FIG. 1 is an explanatory diagram showing an example of a data transmission system to which the present invention is applied, FIG. 2 is a block diagram showing an embodiment of the present invention, and FIG. 3 is an extracted portion relating to the processor of FIG. Block diagrams showing configuration examples, FIG. 4 is an explanatory diagram showing a general frame format applied to the present invention, and FIGS. 5, 6, and 7 are data transmission systems to which the present invention is applied. It is explanatory drawing which shows another example. 1 to 4 ... data transmission device, 11 to 14 ... transmission line, 21 ...
Transmission line control circuit, 22 ... Processor, 31 ... Micro instruction address register, 32 ... Match address register, 33
…… Comparison circuit, 34 …… Start-up flip-flop, 35 …… AND circuit, 36,37 …… Storage device, 38 …… Constant, 39 …… Selector, 40 …… Micro instruction register, 41 …… Micro program control circuit, 51,52,61 to 64,71 to 78 …… Data transmission equipment, 511,611 …… Transmission path, 711 to 713,721 to 723 ……
Data transmission equipment.

Claims (1)

[Claims] 1. A data transmission system having a transmission line for transmitting information and a plurality of data transmission devices connected to the transmission line for exchanging the information, wherein each of the data transmission devices includes a micro command. First storage means for holding, second storage means for storing microinstructions sent from another data transmission device, and for selecting microinstructions output from the first and second storage means Address generating means for holding one bit and an address commonly supplied to the first and second storage means as a continuous bit string, and allocation to the first storage means sent from another data transmission device Address storing means for storing a specific address among the stored addresses, and setting / setting according to information sent from another data transmission device.

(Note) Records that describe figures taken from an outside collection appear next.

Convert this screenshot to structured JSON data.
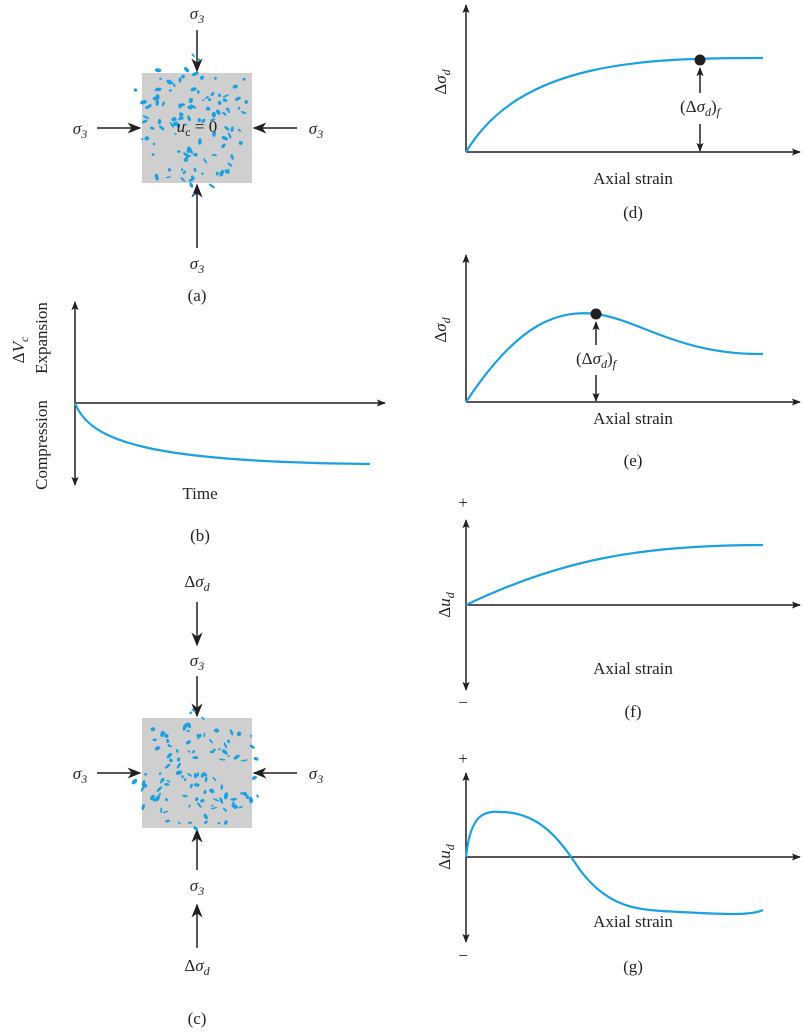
{
  "panel_a": {
    "top": {
      "sym": "σ",
      "sub": "3"
    },
    "left": {
      "sym": "σ",
      "sub": "3"
    },
    "right": {
      "sym": "σ",
      "sub": "3"
    },
    "bottom": {
      "sym": "σ",
      "sub": "3"
    },
    "pore": {
      "sym": "u",
      "sub": "c",
      "post": " = 0"
    },
    "caption": "(a)"
  },
  "panel_b": {
    "y_label": {
      "pre": "Δ",
      "sym": "V",
      "sub": "c"
    },
    "up": "Expansion",
    "down": "Compression",
    "x_label": "Time",
    "caption": "(b)"
  },
  "panel_c": {
    "top_outer": {
      "pre": "Δ",
      "sym": "σ",
      "sub": "d"
    },
    "top_inner": {
      "sym": "σ",
      "sub": "3"
    },
    "left": {
      "sym": "σ",
      "sub": "3"
    },
    "right": {
      "sym": "σ",
      "sub": "3"
    },
    "bottom_inner": {
      "sym": "σ",
      "sub": "3"
    },
    "bottom_outer": {
      "pre": "Δ",
      "sym": "σ",
      "sub": "d"
    },
    "caption": "(c)"
  },
  "panel_d": {
    "y_label": {
      "pre": "Δ",
      "sym": "σ",
      "sub": "d"
    },
    "failure": {
      "pre": "(Δ",
      "sym": "σ",
      "sub": "d",
      "post": ")",
      "sub2": "f"
    },
    "x_label": "Axial strain",
    "caption": "(d)"
  },
  "panel_e": {
    "y_label": {
      "pre": "Δ",
      "sym": "σ",
      "sub": "d"
    },
    "failure": {
      "pre": "(Δ",
      "sym": "σ",
      "sub": "d",
      "post": ")",
      "sub2": "f"
    },
    "x_label": "Axial strain",
    "caption": "(e)"
  },
  "panel_f": {
    "plus": "+",
    "minus": "−",
    "y_label": {
      "pre": "Δ",
      "sym": "u",
      "sub": "d"
    },
    "x_label": "Axial strain",
    "caption": "(f)"
  },
  "panel_g": {
    "plus": "+",
    "minus": "−",
    "y_label": {
      "pre": "Δ",
      "sym": "u",
      "sub": "d"
    },
    "x_label": "Axial strain",
    "caption": "(g)"
  }
}
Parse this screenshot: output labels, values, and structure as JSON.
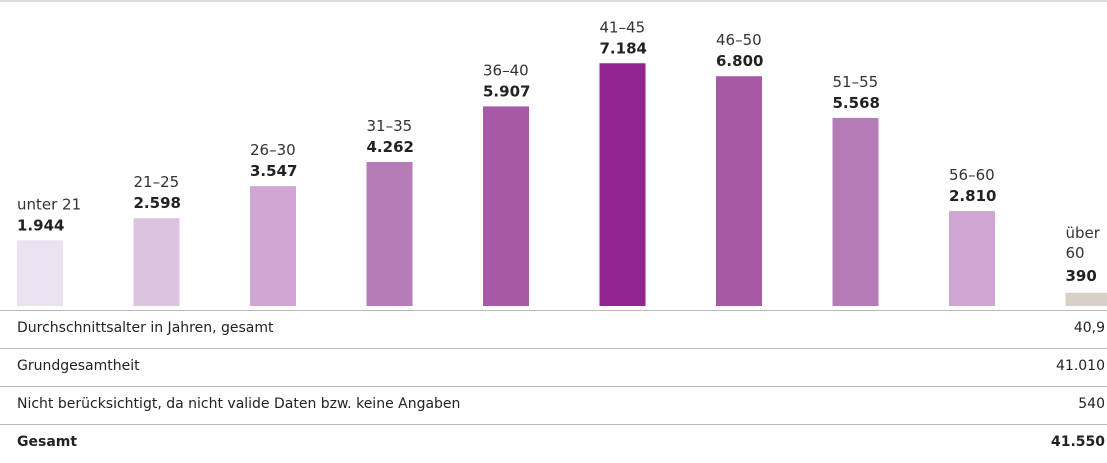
{
  "chart_data": {
    "type": "bar",
    "categories": [
      "unter 21",
      "21–25",
      "26–30",
      "31–35",
      "36–40",
      "41–45",
      "46–50",
      "51–55",
      "56–60",
      "über 60"
    ],
    "values": [
      1944,
      2598,
      3547,
      4262,
      5907,
      7184,
      6800,
      5568,
      2810,
      390
    ],
    "value_labels": [
      "1.944",
      "2.598",
      "3.547",
      "4.262",
      "5.907",
      "7.184",
      "6.800",
      "5.568",
      "2.810",
      "390"
    ],
    "ylim": [
      0,
      8000
    ],
    "grid": false,
    "legend": "none",
    "colors": [
      "#ece1f1",
      "#dcc3e0",
      "#cfa7d2",
      "#b67cb8",
      "#a659a5",
      "#922590",
      "#a659a5",
      "#b67cb8",
      "#cfa7d2",
      "#d6d0c6"
    ]
  },
  "table": {
    "rows": [
      {
        "label": "Durchschnittsalter in Jahren, gesamt",
        "value": "40,9"
      },
      {
        "label": "Grundgesamtheit",
        "value": "41.010"
      },
      {
        "label": "Nicht berücksichtigt, da nicht valide Daten bzw. keine Angaben",
        "value": "540"
      },
      {
        "label": "Gesamt",
        "value": "41.550"
      }
    ]
  }
}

A binary element to be reset and the 1 bit held by the address generating means are set to a value for selecting a microinstruction output from the second storage means, and the address held by the address generating means is set to the second Constant holding means for holding a constant corresponding to a microinstruction set to a specific one of the addresses assigned to the storage means, an address held by the address generating means, and an address stored by the address storing means. Match and the above 2
When the value element is set, the content of the constant holding means is selected, and in other cases, it is output from the first or second storage means according to the content of the 1-bit in the address generating means. Selecting means for selecting a microinstruction, and executing the microinstruction corresponding to the constant selected by the selecting means or the microinstruction output from the first or second storage means to change the contents of the address generating means. A micro command control circuit for updating, transmitting information from one of the data transmission devices to another data transmission device via the transmission line, and the second storage means in the other data transmission device, A data transmission system characterized in that the address storage means and the binary element are set.